Duet Portugalczyków zdaje się być całkiem ciekawy, choćby z uwagi na fakt, iż dwukrotnie (w pierwszym i piątym utworze) proponuje nam dwa saksofony i perkusję! Istnieje zatem podejrzenie, iż jeden z nich został przez Lencastre’a dograny na etapie post-produkcji. Z kolei w utworze siódmym słyszymy saksofon i flet, ale tym razem bystre credits podpowiada nam, iż na cieńszym dęciaku gra Sousa, który w tym dokładnie momencie skutecznie porzuca grę na swym bazowym instrumencie. Na płycie mamy sześć rozbudowanych, ale poniekąd skomponowanych improwizacji oraz dwa niespełna minutowe interludia, które wydają się być post-rockową repetycją rytmu i saksofonowej melodii.
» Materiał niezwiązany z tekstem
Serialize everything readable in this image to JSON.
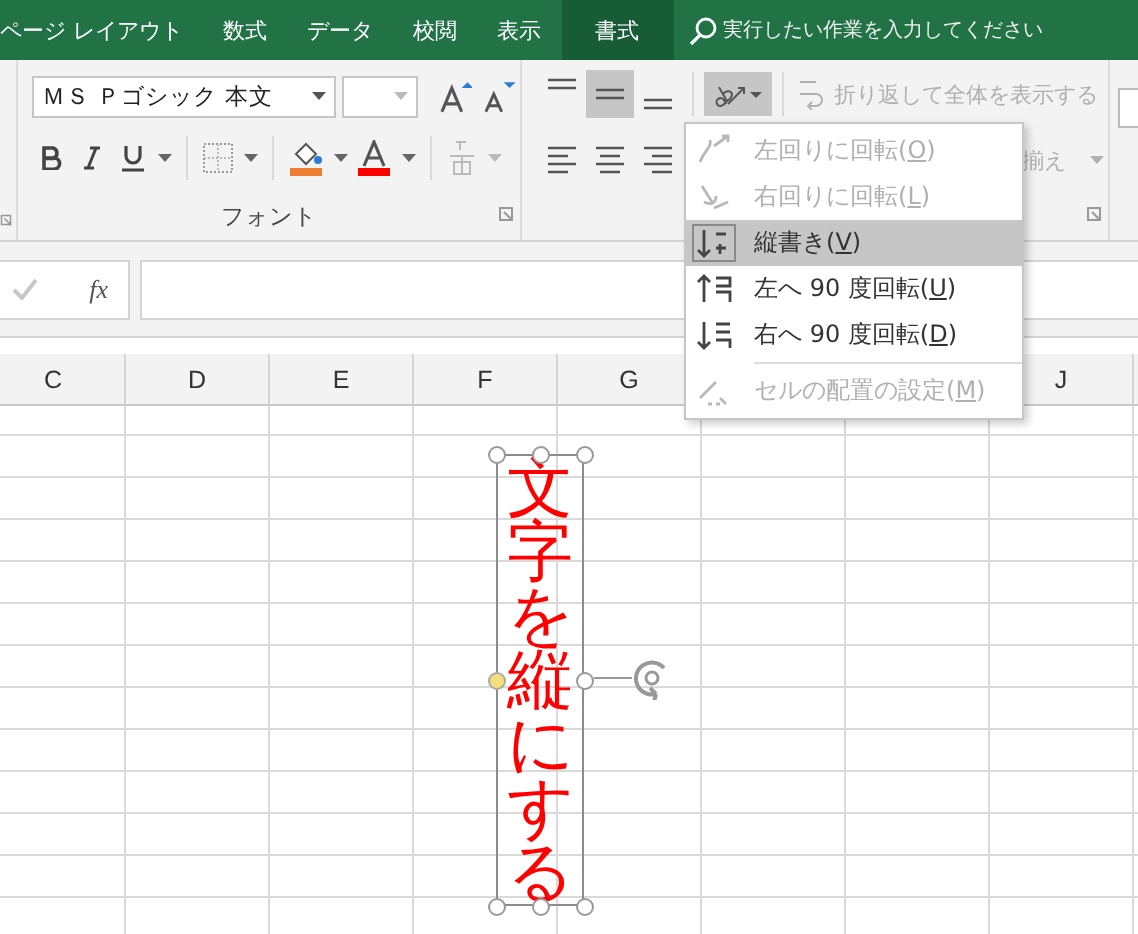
{
  "tabs": [
    {
      "label": "ページ レイアウト",
      "selected": false
    },
    {
      "label": "数式",
      "selected": false
    },
    {
      "label": "データ",
      "selected": false
    },
    {
      "label": "校閲",
      "selected": false
    },
    {
      "label": "表示",
      "selected": false
    },
    {
      "label": "書式",
      "selected": true
    }
  ],
  "tell_me": {
    "placeholder": "実行したい作業を入力してください"
  },
  "font_group": {
    "font_name": "ＭＳ Ｐゴシック 本文",
    "label": "フォント",
    "phonetic_disabled": true
  },
  "alignment_group": {
    "vertical": [
      {
        "kind": "top",
        "selected": false
      },
      {
        "kind": "middle",
        "selected": true
      },
      {
        "kind": "bottom",
        "selected": false
      }
    ],
    "horizontal": [
      {
        "kind": "left",
        "selected": false
      },
      {
        "kind": "center",
        "selected": false
      },
      {
        "kind": "right",
        "selected": false
      }
    ],
    "orientation_open": true,
    "wrap_text": {
      "label": "折り返して全体を表示する",
      "disabled": true
    },
    "merge": {
      "label": "揃え",
      "disabled": true
    }
  },
  "orientation_menu": [
    {
      "kind": "ccw",
      "label": "左回りに回転(O)",
      "disabled": true,
      "selected": false
    },
    {
      "kind": "cw",
      "label": "右回りに回転(L)",
      "disabled": true,
      "selected": false
    },
    {
      "kind": "vertical",
      "label": "縦書き(V)",
      "disabled": false,
      "selected": true
    },
    {
      "kind": "up",
      "label": "左へ 90 度回転(U)",
      "disabled": false,
      "selected": false
    },
    {
      "kind": "down",
      "label": "右へ 90 度回転(D)",
      "disabled": false,
      "selected": false
    },
    {
      "kind": "format",
      "label": "セルの配置の設定(M)",
      "disabled": true,
      "selected": false
    }
  ],
  "formula_bar": {
    "fx": "fx",
    "enter_disabled": true
  },
  "columns": [
    {
      "label": "C"
    },
    {
      "label": "D"
    },
    {
      "label": "E"
    },
    {
      "label": "F"
    },
    {
      "label": "G"
    },
    {
      "label": "J"
    }
  ],
  "shape": {
    "text": "文字を縦にする",
    "selected": true
  }
}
Album rozpoczyna właśnie owe duetowe trio. Dwa saksofony ogrywają rytm budowany przez perkusję, niczym klasycy amerykańskiego m-base. Narracja do tańca i śpiewania daje się lubić, mimo swojej narracyjnej powtarzalności. Z kolei drugi utwór jest specyficznie skonstruowany. Perkusja i saksofon naprzemiennie grają solowe frazy, aż do momentu, gdy zaczną wspólnie budować leniwego post-bluesa. Estetyka meta bluesowa prześwieca także trzeciej improwizacji. Post-rockowy, repetytywny drumming i saksofon, który trzyma się formuły open jazzu znów pozwalają nam nieco potupać nogą i zanucić frazę. Najciekawiej zdaje się dziać w piątej części. Znów słyszymy dwa saksofony, które przez pewien czas improwizują bez perkusji. Wejście drummera bynajmniej nie eskaluje tu emocji. Muzyka sączy się z tego rondla dość leniwie, nie bez udanych przekomarzań z ciszą. O ile szósta część nie wnosi nic nowego do formuły duetu, wręcz delikatnie przynudza, o tyle część siódma, ów duet fletu i saksofonu, także zapisujemy po stronie plusów tej niedługiej płyty. Dwa dęciaki prowadza spokojną grę, trochę się do siebie mizdrzą, trochę podśpiewują. Nie gubią wszakże rytmu, a całość ich ekspozycji pachnie przez moment rytualnym folkiem. Gdyby tylko dodać odrobinę więcej ognia we frazach obu instrumentów. Ta ostatnia uwaga tyczyć się może Free Speach, jako całości.